Cimatti|Ambasciatore d’Italia a Tokyo/ 1931-11-17

844 /Regio Ambasciatore d’Italia / 1931-11-17 /


a S.E. Cesare Majoni, Regio Ambasciatore d’Italia a Tokio1



Al Regio Ambasciatore d’Italia - Tokyo

17 novembre 1931

Eccellenza,

La carissima sua del… venne, lo può pensare, ad aumentare in una forma acutissima, quale non avevo mai provato nella non breve mia vita religiosa e missionaria, il già acuto dolore della situazione attuale, causata dal disagio economico mondiale, che è risentito fortissimo specie da noi che viviamo della carità quotidiana, ed anche dal recente terremoto che mi ha sconquassato la casa di Miyazaki, che in attesa di tempi migliori, vado alla meglio rabberciando.

Le opere iniziate l’anno scorso (apertura di due nuove residenze: Beppu e Tano), l’asilo infantile di Miyazaki, la scuola tipografica Don Bosco (Oita), l’ampliamento del piccolo seminario per i giapponesi a Nakatsu, hanno dato fondo completamente alle risorse della carità dei benefattori, e mi trovo nelle vere strettezze della vita quotidiana. Ma non è certo il disagio attuale o il mancato caritatevole sussidio che imploravo dai fratelli connazionali di Tokyo che ferì più profondamente il mio cuore, ma la motivazione.

Tornavo proprio da concerti musicali di propaganda tenuti a Beppu (salone pubblico), a Oita (salone del giornale), a Saeki (teatro e scuole) in cui col nome di Dio e per far conoscere la nostra religione, abbiamo inneggiato all’Italia e all’arte nostra; avevo finito di raccogliere il materiale per un lavoro di cui fui richiesto dal massimo giornale di Kagoshima sul fascismo e sul Duce (di cui mi onoro di essere compagno di collegio), quando mi giunge la lettera di V. E.

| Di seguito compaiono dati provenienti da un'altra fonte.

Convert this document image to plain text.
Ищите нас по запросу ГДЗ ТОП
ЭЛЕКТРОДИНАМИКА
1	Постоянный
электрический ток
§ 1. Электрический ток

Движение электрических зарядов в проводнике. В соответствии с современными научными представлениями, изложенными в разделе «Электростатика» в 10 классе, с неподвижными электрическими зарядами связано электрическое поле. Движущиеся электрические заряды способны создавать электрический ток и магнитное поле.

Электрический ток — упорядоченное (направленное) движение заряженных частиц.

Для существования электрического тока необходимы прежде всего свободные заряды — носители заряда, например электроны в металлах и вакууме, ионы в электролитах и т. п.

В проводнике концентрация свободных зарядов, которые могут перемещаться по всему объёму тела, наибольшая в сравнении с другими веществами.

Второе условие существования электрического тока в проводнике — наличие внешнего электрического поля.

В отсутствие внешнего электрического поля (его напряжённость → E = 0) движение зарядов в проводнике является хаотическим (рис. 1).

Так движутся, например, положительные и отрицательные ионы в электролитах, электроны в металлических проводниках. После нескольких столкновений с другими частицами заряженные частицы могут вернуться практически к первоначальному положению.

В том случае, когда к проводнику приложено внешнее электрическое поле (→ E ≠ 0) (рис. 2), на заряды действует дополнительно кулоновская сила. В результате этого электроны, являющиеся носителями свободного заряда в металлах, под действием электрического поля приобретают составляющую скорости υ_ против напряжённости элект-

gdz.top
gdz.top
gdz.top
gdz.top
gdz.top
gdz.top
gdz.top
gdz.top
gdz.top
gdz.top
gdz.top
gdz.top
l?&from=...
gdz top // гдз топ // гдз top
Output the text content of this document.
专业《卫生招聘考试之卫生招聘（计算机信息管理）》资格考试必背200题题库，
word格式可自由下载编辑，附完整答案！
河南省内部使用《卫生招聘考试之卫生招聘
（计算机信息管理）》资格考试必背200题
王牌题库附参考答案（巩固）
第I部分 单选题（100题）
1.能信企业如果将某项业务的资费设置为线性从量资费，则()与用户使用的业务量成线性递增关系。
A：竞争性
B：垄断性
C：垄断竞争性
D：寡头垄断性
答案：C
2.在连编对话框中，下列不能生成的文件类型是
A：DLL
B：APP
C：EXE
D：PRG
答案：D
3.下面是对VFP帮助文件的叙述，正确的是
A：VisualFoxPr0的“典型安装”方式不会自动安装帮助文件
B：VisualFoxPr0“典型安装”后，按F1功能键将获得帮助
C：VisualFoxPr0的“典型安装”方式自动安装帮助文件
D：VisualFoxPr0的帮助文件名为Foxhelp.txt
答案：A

E pensavo nel leggerla ai sei anni di lavoro compiuto nella zona affidataci dalla Chiesa e dal Papa e compiuto in massima parte da missionari che furono o volontari di guerra o regolari nell’esercito e che compirono, come ne fanno fede i documenti, le medaglie ecc., valorosamente il loro dovere tanto nella guerra libica, che nella grande guerra. Pensavo alle lunghe peregrinazioni nostre fatte attraverso il Giappone da Tokyo a Oshima coi nostri discorsi e colla nostra musica italiana, all’esposizione di elaborati scolastici italiani tenuta in Miyazaki, alla distribuzione di propaganda Italiana inviataci da V. E., all’insegnamento dell’italiano alle persone che sono in più stretta relazione con noi: aspiranti giapponesi al sacerdozio o allo stato religioso salesiano o alle Figlie di Maria A… Come si può pensare che con tutto questo noi vogliamo renderci estranei alla patria nostra? Nel momento doloroso del dissidio credetti mio dovere, anche perché fra noi – uniti nel vincolo della società religiosa salesiana e dell’apostolato – ci sono elementi di altre nazioni, domandare quanto domandai, né ho minimamente pensato di offendere la dignità nazionale.

La recente lettera di V. E. fa certo onore a noi sacerdoti e religiosi e ne la ringrazio di cuore.

Ora quella dolorosa svolta della storia d’Italia, a Dio piacendo, si è risolta fra la soddisfazione non solo degli italiani, ma di tutto il mondo. Che ci debba essere proprio adesso il dissidio fra noi? Mi auguro che chiarite così le cose Don Cimatti possa ritrovare nell’E.V. il conforto, l’aiuto, l’amico autorevole, e l’assicuro da parte nostra le quotidiane preghiere per Lei e per la sua famiglia. Con distinto ossequio:

Don V. Cimatti

1 La risposta dell’Ambasciatore aggiunse sale sulle ferite. Era l’anno in cui il fascismo cercò di colpire l’Azione Cattolica e ricevette una forte critica da Pio XI. In Giappone in quei tempi l’Ambasciata mandava un notiziario ai missionari, e in quell’occasione ci fu una forte critica al Papa. Don Cimatti scrisse all’Ambasciata rifiutando il notiziario. Questo rifiuto non piacque all’Ambasciatore, che scrisse dicendo che non sono da aiutare missionari che non amano la patria. Don Cimatti rispose con questa lettera. Più tardi l’Amabasiatore venne a miti consigli e si riconciliò con Don Cimatti. Questa lettera è una brutta copia.